The maximum load when the coating film was punctured at a speed of 2 mm / sec was measured with a needle having a diameter of 1 mm whose end was spherical (curvature radius R: 0.5 mm).

(2) heat shrinkage (%)

When the coating film was maintained at 120 ° C. and 130 ° C. for 1 hour, the shrinkage ratios in the longitudinal direction and the lateral direction were measured three times, and then averaged.

(3) surface roughness (RMS, Ra)

The root mean square (RMS) and roughness average (Ra) values were obtained using the data measured by AFM (Hitachi, Inc.) and the following equation.

(4) airing

Air permeability refers to the time (Sec) it takes for 100 cc of air to pass through a certain area of the coating film under a constant pressure. It measured using the Oken type spectrometer (Asahi Seiko Co. Ltd., EGO-1T) according to JISP8117 measuring method.

(5) adhesive strength

An 18 mm double-sided tape (3M) was attached to the iron plate, and a test piece (18 mm × 100 mm) to measure peel strength was adhered to the tape. Thereafter, a tensile strength meter (Instron Co., Ltd.) was pulled at 180 ° at a speed of 300 mm / min to measure the strength when the adhesive tape and the coating layer were separated.

(6) tensile strength

Tensile strength was measured using a tensile tester (Instron Co., Ltd.) by pulling a test piece having a width of 10 mm and a length of 50 mm at a top / bottom clip interval of 20 mm and a tensile speed of 100 mm / min.

(7) Maximum heat shrinkage, maximum heat shrinkage temperature

Using TMA (SII Co., Ltd.), a test piece having a width of 3 mm and a length of 100 mm was heated to 200 ° C. under a load of 19.6 mN and a heating rate of 5 ° C./min, and the maximum heat shrinkage and maximum heat shrinkage temperature were measured.

As shown in Table 1, the coated porous membrane of Examples 1-4 formed from the polyolefin microporous membrane according to the present invention exhibited the same level of protrusion, tensile strength, and air permeability as those of the coated porous membranes of Comparative Examples 1 and 2. , Compared with the coated porous membranes of Comparative Examples 1 and 2 showed excellent heat resistance and adhesive strength. Specifically, when comparing the results of Examples 1 and 2 with the coating layer having a thickness of 2 um and Comparative Example 1, almost all physical properties measured in the case of the coating porous film of Comparative Example 1 whose surface roughness is outside the scope of the present invention It can be confirmed that the physical properties of the coated porous membranes of Examples 1 and 2 are inferior. In addition, when comparing the results of Examples 3 and 4 with the coating layer having a thickness of about 4 um and Comparative Example 2, the coated porous membrane of Comparative Example 2 whose surface roughness is outside the scope of the present invention has a particularly significant effect on the safety in the battery. It can be seen that the maximum heat shrinkage of the TMA is significantly worsened.

Claims (7)

A coating porous film having a water-based coating layer formed on one or both surfaces of a polyolefin microporous membrane having one or both surface roughness (rms) of 65 nm or less and a maximum roughness of 600 nm or less. delete The coated porous membrane of claim 1, wherein the polyolefin microporous membrane comprises a polyethylene resin, a polypropylene resin, or a mixture thereof. delete The coating porous film of claim 1, wherein the aqueous coating layer is formed from a coating liquid containing a binder polymer and an aqueous solvent.

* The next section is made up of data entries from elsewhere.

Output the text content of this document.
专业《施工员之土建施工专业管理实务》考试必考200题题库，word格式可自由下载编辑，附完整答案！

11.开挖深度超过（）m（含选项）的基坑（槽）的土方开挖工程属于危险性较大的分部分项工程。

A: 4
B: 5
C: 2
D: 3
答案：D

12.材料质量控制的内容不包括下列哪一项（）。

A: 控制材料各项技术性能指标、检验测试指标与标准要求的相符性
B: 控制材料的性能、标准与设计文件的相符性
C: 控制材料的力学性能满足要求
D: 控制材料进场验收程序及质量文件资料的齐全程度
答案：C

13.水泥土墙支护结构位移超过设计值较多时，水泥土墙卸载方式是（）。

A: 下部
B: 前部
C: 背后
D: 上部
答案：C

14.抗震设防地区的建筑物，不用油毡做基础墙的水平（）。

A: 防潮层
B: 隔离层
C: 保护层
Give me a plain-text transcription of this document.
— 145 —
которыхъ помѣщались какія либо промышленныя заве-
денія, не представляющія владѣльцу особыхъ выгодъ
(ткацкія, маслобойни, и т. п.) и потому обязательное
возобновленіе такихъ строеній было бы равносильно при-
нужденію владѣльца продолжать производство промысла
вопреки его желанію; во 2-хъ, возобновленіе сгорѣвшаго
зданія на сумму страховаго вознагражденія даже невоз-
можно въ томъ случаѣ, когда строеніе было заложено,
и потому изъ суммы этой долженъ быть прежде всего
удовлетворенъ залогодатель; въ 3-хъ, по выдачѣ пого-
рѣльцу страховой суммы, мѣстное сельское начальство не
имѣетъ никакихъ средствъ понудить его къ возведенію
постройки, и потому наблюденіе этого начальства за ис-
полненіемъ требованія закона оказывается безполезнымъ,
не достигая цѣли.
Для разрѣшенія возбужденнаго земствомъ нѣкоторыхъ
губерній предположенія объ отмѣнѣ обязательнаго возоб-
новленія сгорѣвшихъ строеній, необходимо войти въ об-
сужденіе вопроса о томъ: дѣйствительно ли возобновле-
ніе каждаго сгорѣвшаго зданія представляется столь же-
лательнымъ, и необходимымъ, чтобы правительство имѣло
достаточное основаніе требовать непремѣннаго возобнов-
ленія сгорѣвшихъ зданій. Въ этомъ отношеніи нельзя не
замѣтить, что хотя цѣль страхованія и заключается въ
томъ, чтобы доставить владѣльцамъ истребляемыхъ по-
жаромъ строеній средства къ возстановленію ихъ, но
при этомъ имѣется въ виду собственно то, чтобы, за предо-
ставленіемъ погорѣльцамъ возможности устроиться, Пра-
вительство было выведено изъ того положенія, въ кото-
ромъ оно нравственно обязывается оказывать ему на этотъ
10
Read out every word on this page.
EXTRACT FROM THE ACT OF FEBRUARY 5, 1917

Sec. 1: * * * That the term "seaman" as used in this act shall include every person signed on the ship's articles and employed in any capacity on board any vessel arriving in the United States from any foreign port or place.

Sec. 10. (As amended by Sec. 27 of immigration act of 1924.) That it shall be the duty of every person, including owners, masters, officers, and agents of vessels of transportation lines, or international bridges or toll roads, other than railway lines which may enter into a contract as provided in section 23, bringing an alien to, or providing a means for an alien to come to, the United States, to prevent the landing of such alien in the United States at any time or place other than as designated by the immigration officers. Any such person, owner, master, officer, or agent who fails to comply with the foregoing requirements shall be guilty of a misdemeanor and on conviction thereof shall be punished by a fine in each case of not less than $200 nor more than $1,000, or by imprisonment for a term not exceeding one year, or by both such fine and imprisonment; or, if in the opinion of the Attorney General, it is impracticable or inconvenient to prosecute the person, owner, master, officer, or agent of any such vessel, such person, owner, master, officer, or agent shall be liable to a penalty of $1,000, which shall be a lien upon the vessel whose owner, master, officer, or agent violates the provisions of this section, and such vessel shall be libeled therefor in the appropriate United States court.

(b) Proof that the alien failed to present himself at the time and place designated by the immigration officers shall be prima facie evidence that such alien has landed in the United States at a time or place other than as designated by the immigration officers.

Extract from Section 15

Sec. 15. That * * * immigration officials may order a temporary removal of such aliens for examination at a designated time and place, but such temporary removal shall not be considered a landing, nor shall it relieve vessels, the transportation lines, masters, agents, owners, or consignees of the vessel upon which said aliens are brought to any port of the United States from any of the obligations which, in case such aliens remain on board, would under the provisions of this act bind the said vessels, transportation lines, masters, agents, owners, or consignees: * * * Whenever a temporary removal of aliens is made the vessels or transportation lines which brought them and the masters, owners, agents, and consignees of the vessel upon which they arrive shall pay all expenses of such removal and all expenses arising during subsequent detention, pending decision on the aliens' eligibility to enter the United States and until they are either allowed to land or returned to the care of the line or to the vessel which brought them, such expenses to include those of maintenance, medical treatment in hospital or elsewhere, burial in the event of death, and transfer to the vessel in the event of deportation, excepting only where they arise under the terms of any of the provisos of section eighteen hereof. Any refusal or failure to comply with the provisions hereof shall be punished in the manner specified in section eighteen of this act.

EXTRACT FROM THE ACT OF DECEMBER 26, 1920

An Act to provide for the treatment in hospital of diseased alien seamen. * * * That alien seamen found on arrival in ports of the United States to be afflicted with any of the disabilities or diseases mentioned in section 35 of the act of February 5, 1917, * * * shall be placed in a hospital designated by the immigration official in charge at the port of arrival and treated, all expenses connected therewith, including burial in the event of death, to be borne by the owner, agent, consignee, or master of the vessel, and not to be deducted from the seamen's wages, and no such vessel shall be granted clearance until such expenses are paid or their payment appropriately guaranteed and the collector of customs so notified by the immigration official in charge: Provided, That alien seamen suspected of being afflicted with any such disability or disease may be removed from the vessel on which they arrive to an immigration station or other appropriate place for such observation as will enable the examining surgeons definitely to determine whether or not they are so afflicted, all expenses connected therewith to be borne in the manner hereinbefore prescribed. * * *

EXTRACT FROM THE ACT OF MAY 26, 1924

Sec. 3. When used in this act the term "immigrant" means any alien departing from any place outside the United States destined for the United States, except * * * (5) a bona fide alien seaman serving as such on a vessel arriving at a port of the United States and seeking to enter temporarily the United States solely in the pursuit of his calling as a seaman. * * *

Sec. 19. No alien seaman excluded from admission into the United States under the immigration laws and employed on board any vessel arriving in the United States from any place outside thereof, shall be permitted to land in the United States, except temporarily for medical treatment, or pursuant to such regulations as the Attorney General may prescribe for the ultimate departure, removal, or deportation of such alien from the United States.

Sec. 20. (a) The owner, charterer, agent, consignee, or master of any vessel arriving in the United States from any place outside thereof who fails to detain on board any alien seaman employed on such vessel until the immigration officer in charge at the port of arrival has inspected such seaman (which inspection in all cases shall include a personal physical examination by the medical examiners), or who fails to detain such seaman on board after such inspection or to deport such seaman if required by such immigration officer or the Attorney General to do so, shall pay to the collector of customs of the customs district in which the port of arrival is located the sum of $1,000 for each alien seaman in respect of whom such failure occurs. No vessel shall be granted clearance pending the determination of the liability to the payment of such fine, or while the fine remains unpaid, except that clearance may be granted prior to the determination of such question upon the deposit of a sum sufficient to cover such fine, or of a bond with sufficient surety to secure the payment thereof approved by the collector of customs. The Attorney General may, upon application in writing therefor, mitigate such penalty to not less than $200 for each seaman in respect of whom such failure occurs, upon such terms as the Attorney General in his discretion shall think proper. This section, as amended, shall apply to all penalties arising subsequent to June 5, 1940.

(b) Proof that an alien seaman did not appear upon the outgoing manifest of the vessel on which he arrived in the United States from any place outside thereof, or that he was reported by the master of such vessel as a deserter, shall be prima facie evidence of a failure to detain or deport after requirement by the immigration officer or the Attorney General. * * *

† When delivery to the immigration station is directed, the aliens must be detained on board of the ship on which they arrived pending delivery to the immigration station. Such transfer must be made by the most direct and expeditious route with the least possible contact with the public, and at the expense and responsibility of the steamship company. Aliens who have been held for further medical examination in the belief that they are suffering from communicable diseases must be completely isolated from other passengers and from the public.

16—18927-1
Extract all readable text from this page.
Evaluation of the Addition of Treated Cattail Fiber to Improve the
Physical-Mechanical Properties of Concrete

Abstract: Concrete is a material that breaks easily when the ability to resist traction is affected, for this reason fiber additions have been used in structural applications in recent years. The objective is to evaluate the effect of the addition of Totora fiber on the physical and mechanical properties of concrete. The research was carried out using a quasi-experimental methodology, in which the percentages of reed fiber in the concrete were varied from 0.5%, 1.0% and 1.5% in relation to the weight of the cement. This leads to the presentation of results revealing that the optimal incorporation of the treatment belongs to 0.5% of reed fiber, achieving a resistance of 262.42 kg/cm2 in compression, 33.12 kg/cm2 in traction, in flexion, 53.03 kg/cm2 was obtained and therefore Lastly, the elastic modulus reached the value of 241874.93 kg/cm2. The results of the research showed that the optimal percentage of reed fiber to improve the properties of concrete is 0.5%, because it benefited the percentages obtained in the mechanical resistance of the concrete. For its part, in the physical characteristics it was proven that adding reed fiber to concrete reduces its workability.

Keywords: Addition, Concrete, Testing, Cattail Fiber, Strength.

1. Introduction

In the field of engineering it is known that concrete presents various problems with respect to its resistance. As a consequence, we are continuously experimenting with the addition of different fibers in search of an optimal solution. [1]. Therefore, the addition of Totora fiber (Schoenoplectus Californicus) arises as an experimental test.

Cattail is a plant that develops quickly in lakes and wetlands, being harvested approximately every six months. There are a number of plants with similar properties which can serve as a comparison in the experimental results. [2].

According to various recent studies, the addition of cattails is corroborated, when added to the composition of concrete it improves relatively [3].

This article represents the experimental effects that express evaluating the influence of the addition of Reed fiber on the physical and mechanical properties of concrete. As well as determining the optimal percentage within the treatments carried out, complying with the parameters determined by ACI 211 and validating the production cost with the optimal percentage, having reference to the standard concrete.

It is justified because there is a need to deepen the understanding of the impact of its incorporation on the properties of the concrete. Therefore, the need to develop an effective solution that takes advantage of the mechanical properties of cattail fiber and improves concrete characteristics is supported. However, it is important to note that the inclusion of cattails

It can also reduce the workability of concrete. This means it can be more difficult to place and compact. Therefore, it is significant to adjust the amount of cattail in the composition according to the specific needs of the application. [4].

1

The coated porous film of claim 5, wherein the coating liquid further comprises inorganic particles. The method of claim 6, wherein the inorganic particles are alumina (Alumina), aluminum hydroxide (Aluminum Hydroxide), barium titanium oxide (Barium Titanium Oxide), magnesium oxide (Magnesium Oxide), magnesium hydroxide (Magnesium Hydroxide), clay (Clay), titanium oxide (Titanium Oxide), glass powder (Glass powder), boehmite (Coehmite) or a coating porous film of a mixture of two or more thereof.